DR: And I’m pretty much like business is not like zero some, they’re probably gonna win, I’m gonna win, but it’s like, it’s nice to have a tangible person to compete against because I’m the same way man. I just love to win everything. And it’s like, I don’t actually want you guys to disappear, you’re probably gonna be fine, but I still want someone who I’m tangibly, I can look at and say, I’m gonna crush you.

FB: Absolutely. And those folks exist and over the course of four years, we’ve gotten to know a lot of them. Great people doing awesome things, but at the same time, we want to win. So, I think in a healthy way, the four of us kind of on the partner team all have that.

DR: That’s cool.

FB: And it’s good.

DR: Yeah, it’s fun.

FB: You can compete even in the church world.

DR: Yeah, totally, totally. Very cool man. Well it’s been awesome, Frank. I’m excited for you guys, super cool company. And I’m excited to watch what you guys do from here and hopefully Proof can be a part of that.

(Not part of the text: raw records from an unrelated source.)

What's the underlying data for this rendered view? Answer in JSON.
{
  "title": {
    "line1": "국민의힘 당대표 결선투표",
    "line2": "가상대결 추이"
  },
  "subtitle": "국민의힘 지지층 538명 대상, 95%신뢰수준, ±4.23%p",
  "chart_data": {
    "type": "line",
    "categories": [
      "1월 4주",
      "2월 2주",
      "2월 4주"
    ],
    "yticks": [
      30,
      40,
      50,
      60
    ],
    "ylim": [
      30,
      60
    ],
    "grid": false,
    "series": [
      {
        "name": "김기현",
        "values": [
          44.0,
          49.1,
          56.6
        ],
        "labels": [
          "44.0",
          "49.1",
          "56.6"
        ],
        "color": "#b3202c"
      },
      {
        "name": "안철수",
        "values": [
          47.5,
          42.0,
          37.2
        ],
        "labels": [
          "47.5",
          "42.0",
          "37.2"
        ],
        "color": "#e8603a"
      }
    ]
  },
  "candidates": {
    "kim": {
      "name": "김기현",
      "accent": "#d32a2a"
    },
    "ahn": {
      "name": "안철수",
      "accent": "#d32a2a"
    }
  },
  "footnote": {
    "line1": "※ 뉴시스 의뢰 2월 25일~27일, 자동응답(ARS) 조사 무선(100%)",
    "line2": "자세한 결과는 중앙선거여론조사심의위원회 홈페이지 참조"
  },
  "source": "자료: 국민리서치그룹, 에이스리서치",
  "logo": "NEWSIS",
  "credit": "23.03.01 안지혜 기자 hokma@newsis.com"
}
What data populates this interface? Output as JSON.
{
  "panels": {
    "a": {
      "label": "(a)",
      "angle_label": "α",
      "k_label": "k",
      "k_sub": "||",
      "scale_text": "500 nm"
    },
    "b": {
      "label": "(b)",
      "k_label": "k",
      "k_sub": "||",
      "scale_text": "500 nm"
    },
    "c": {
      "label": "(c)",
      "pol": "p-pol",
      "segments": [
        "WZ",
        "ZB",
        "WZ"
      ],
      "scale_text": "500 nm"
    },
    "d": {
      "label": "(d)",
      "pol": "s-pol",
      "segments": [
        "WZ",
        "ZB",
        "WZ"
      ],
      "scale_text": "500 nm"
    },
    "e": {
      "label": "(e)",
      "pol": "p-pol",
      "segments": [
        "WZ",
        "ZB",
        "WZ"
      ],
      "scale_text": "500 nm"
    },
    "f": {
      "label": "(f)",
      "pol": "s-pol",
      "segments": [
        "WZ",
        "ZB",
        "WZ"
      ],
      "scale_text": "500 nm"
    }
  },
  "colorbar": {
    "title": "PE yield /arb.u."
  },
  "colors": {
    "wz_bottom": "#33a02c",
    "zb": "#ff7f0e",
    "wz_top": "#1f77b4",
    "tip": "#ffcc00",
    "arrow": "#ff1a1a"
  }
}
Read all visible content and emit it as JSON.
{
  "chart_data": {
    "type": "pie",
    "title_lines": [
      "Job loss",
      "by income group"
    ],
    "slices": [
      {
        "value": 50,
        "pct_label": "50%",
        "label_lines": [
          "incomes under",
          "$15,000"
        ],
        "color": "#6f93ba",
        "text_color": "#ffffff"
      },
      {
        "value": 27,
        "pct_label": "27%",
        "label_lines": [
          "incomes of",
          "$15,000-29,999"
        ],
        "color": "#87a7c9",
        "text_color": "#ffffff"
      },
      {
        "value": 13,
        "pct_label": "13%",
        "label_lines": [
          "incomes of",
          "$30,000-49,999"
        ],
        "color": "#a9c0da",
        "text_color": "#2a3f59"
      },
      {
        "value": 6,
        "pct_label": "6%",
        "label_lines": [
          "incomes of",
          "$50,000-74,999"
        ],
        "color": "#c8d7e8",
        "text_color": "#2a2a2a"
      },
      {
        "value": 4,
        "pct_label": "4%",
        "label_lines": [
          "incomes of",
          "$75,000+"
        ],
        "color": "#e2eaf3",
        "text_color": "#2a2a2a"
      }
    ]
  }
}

FB: Absolutely, thanks for having me on.

DR: People want to find out what you’re doing and look you up on Twitter, where can they find you?

FB: Terrible, terrible.

DR: Because I tried to find you before this to look you up and I couldn’t find anything anyway.

FB: I haven’t updated anything in ages, it’s so bad. I’m probably most active on Instagram.

DR: Okay.

FB: And it’s just @FrankRBerry.

DR: Okay.

DR: Did you want to give out your email?

FB: Sure. Frank@tithe.ly.

DR: There we go.

DR: Perfect man. Thanks for being on the show, it’s been great. Thanks for watching, we’ll see you on the next episode of Scale or Die.

FB: Thanks guys.

This interview has been edited and condensed.